There's still a world in which Golden State finishes fourth in the West, getting home-court advantage for the first round of the playoffs. Dominant as they've been at Chase Center and bad as they've been on the road, the Dubs won't be measuring their postseason success by advancing to the Western Conference Semifinals.

Matchups matter most for the Warriors with a top-two seed unachievable, which is why they'd be best off finishing the season in sixth–not only likely avoiding Kevin Durant, Devin Booker and the Phoenix Suns, but getting a potential matchup with the upstart Sacramento Kings in round one.

Mike Brown's team is no paper tiger.

The Kings' 120.0 non-garbage time offensive rating isn't just best in the league, per Cleaning the Glass, but 1.4 points better than the second-ranked Denver Nuggets'—about the same difference between No. 2 and No. 7. Sacramento is already pushing back on the notion intensity and physicality of postseason basketball is bound to slow its vaunted transition attack, too.
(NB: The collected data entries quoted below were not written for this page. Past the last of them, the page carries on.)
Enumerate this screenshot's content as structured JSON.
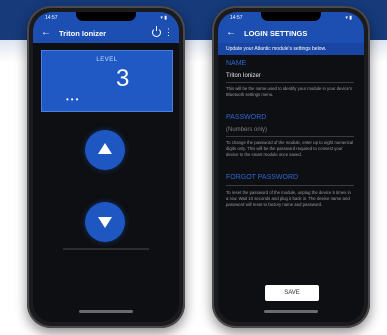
{
  "left_screen": {
    "status": {
      "time": "14:57",
      "signal": "▾ ▮"
    },
    "app_title": "Triton Ionizer",
    "level_label": "LEVEL",
    "level_value": "3",
    "ellipsis": "•••"
  },
  "right_screen": {
    "status": {
      "time": "14:57",
      "signal": "▾ ▮"
    },
    "title": "LOGIN SETTINGS",
    "subtitle": "Update your Atlantic module's settings below.",
    "name_section": {
      "heading": "NAME",
      "value": "Triton Ionizer",
      "description": "This will be the name used to identify your module in your device's Bluetooth settings menu."
    },
    "password_section": {
      "heading": "PASSWORD",
      "value": "(Numbers only)",
      "description": "To change the password of the module, enter up to eight numerical digits only. This will be the password required to connect your device to the smart module once saved."
    },
    "forgot_section": {
      "heading": "FORGOT PASSWORD",
      "description": "To reset the password of the module, unplug the device 5 times in a row. Wait 10 seconds and plug it back in. The device name and password will reset to factory name and password."
    },
    "save_label": "SAVE"
  },
  "colors": {
    "accent": "#1e56c2",
    "banner": "#163a7a",
    "screen_bg": "#0e0f12"
  }
}
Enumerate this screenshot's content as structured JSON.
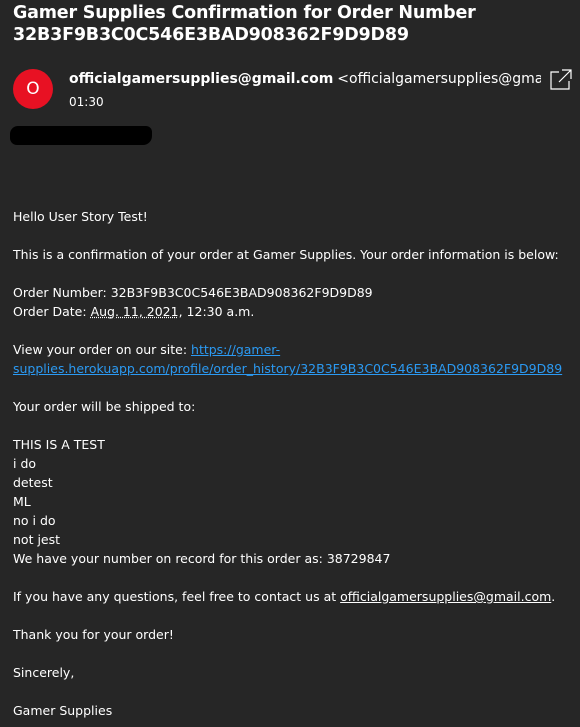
{
  "message": {
    "subject_line1": "Gamer Supplies Confirmation for Order Number",
    "subject_line2": "32B3F9B3C0C546E3BAD908362F9D9D89",
    "avatar_letter": "O",
    "avatar_color": "#e81123",
    "sender_name": "officialgamersupplies@gmail.com",
    "sender_address": "<officialgamersupplies@gmail.com>",
    "time": "01:30",
    "popout_icon": "open-in-new-window-icon"
  },
  "body": {
    "greeting": "Hello User Story Test!",
    "intro": "This is a confirmation of your order at Gamer Supplies. Your order information is below:",
    "order_number_label": "Order Number: ",
    "order_number": "32B3F9B3C0C546E3BAD908362F9D9D89",
    "order_date_label": "Order Date: ",
    "order_date": "Aug. 11, 2021",
    "order_time": ", 12:30 a.m.",
    "view_label": "View your order on our site: ",
    "view_link_line1": "https://gamer-",
    "view_link_line2": "supplies.herokuapp.com/profile/order_history/32B3F9B3C0C546E3BAD908362F9D9D89",
    "ship_intro": "Your order will be shipped to:",
    "address_lines": [
      "THIS IS A TEST",
      "i do",
      "detest",
      "ML",
      "no i do",
      "not jest"
    ],
    "phone_text": "We have your number on record for this order as: 38729847",
    "contact_text": "If you have any questions, feel free to contact us at ",
    "contact_email": "officialgamersupplies@gmail.com",
    "contact_end": ".",
    "thanks": "Thank you for your order!",
    "closing": "Sincerely,",
    "signature": "Gamer Supplies"
  },
  "colors": {
    "background": "#262626",
    "text": "#ffffff",
    "link": "#2b9af3"
  }
}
But experience looms extra large in the postseason, and in stark contrast to Golden State's, the Kings' core just doesn't have it. Don't overlook the pressure DeAaron Fox, Damontas Sabonis and company will feel hosting games at Golden 1 Center. Sacramento's been starved for the playoffs since the mid-200s.
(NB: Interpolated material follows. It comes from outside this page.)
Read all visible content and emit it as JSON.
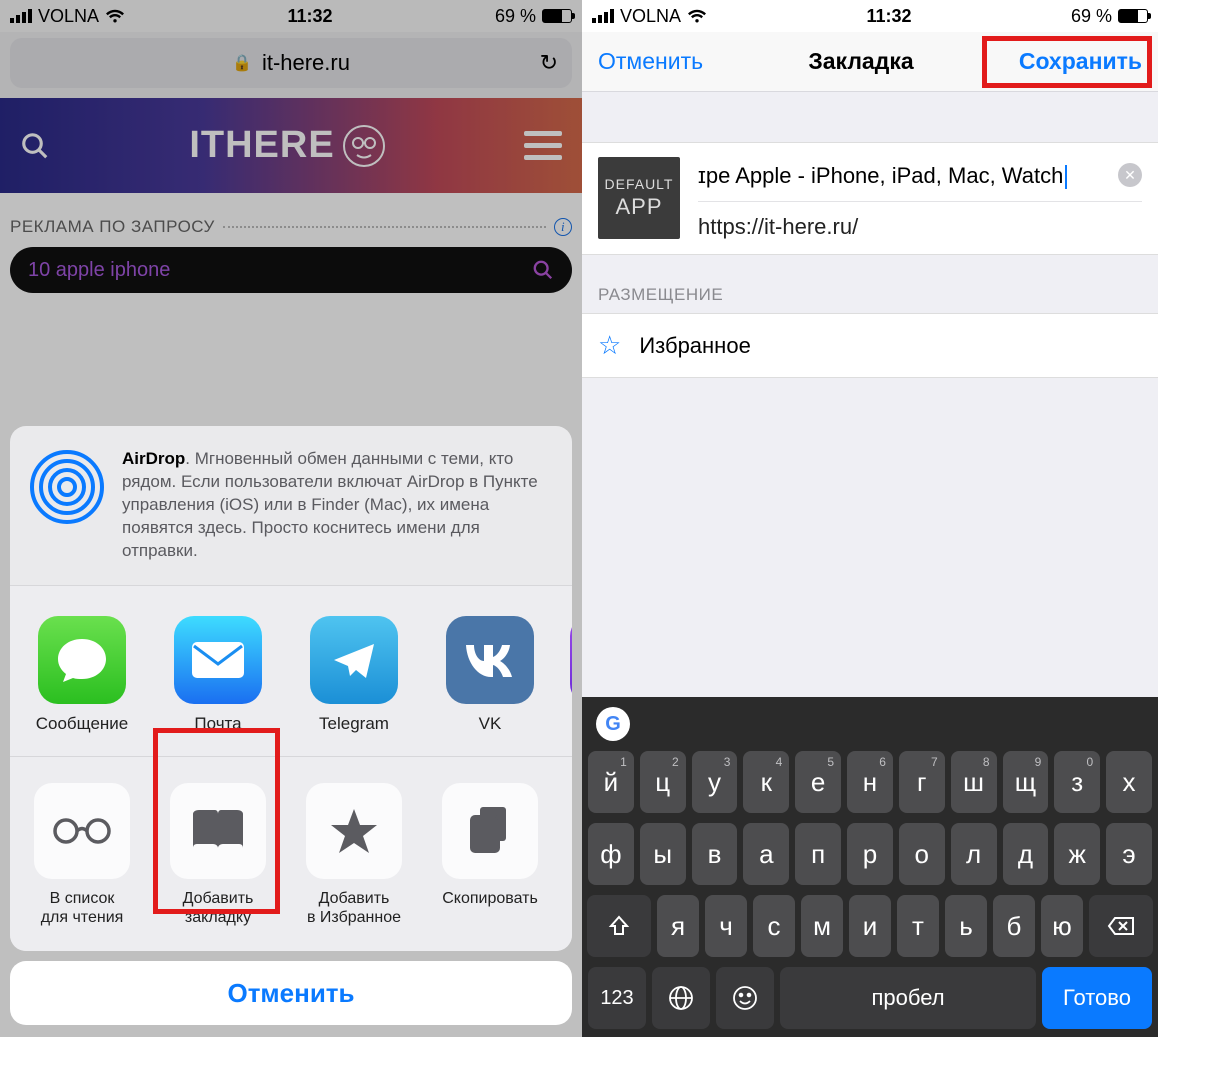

Just because they finally ended basketball's longest postseason drought doesn't mean the Kings, or their fans, will be content merely getting there. There are real expectations in California's capital city, and rightfully so in a wide-open Western Conference.
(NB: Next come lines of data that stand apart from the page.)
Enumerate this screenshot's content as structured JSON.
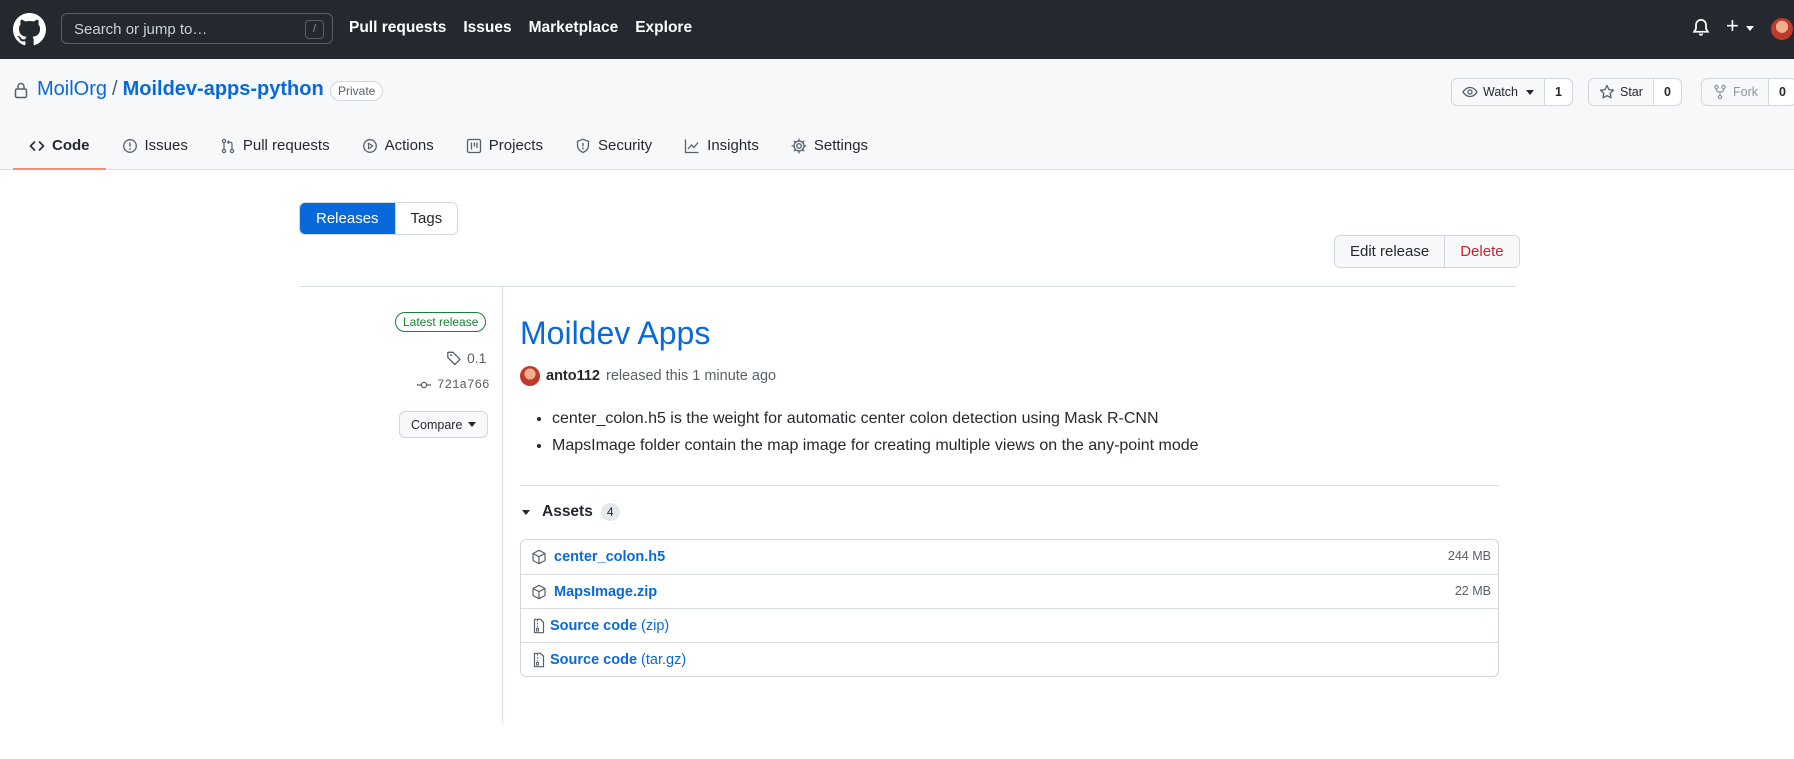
{
  "header": {
    "search_placeholder": "Search or jump to…",
    "search_shortcut": "/",
    "nav": [
      "Pull requests",
      "Issues",
      "Marketplace",
      "Explore"
    ],
    "plus_label": "+"
  },
  "repo": {
    "owner": "MoilOrg",
    "separator": "/",
    "name": "Moildev-apps-python",
    "visibility": "Private",
    "watch": {
      "label": "Watch",
      "count": "1"
    },
    "star": {
      "label": "Star",
      "count": "0"
    },
    "fork": {
      "label": "Fork",
      "count": "0"
    },
    "tabs": [
      "Code",
      "Issues",
      "Pull requests",
      "Actions",
      "Projects",
      "Security",
      "Insights",
      "Settings"
    ]
  },
  "subnav": {
    "releases": "Releases",
    "tags": "Tags"
  },
  "release_actions": {
    "edit": "Edit release",
    "delete": "Delete"
  },
  "release": {
    "badge": "Latest release",
    "tag": "0.1",
    "commit": "721a766",
    "compare": "Compare",
    "title": "Moildev Apps",
    "author": "anto112",
    "released_text": "released this 1 minute ago",
    "notes": [
      "center_colon.h5 is the weight for automatic center colon detection using Mask R-CNN",
      "MapsImage folder contain the map image for creating multiple views on the any-point mode"
    ]
  },
  "assets": {
    "label": "Assets",
    "count": "4",
    "items": [
      {
        "name": "center_colon.h5",
        "ext": "",
        "size": "244 MB",
        "icon": "package-icon"
      },
      {
        "name": "MapsImage.zip",
        "ext": "",
        "size": "22 MB",
        "icon": "package-icon"
      },
      {
        "name": "Source code",
        "ext": "(zip)",
        "size": "",
        "icon": "file-zip-icon"
      },
      {
        "name": "Source code",
        "ext": "(tar.gz)",
        "size": "",
        "icon": "file-zip-icon"
      }
    ]
  },
  "colors": {
    "header_bg": "#24292f",
    "link": "#0969da",
    "primary_button": "#0969da",
    "danger": "#cf222e",
    "success": "#1a7f37",
    "tab_underline": "#fd8c73"
  }
}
But the biggest reason Golden State wouldn't mind drawing Sacramento in the first round is what Steph Curry and company could do to Brown's defense.

The Kings rank 25th with a 117.2 defensive rating, an easy high among prospective playoff teams. They're even worse relative to the rest of the league in the halfcourt, where Steph Curry, Klay Thompson and Jordan Poole routinely stretch Sabonis past his limits in pick-and-rolls, dribble hand-offs and off-ball screens. Sacramento doesn't have a perimeter stopper beyond backup guard Davion Mitchell, either.

If both Golden State and Sacramento rack up points at will in a long-anticipated I-80 matchup, which team are you most confident can string together timely stops? The answer is obvious, as is the age-old question of what side has the best player in a potential seven-game series.

There's also no guarantee Fox's season-long crunch-time heroics extend to the postseason. Clutch play is always subject to wild single-game swings, especially when success is mostly predicated on mid-range jump-shooting, the area Fox took his biggest leap in 2022-23.

Yet more reason Golden State's ideal path is as a six seed? The likelihood of meeting the rival Memphis Grizzlies in the second round instead of the Denver Nuggets. Quietly solid as the once-reeling Grizzlies have been of late, there's no doubt the Warriors would rather see them in round two than Jokic and the Nuggets at altitude.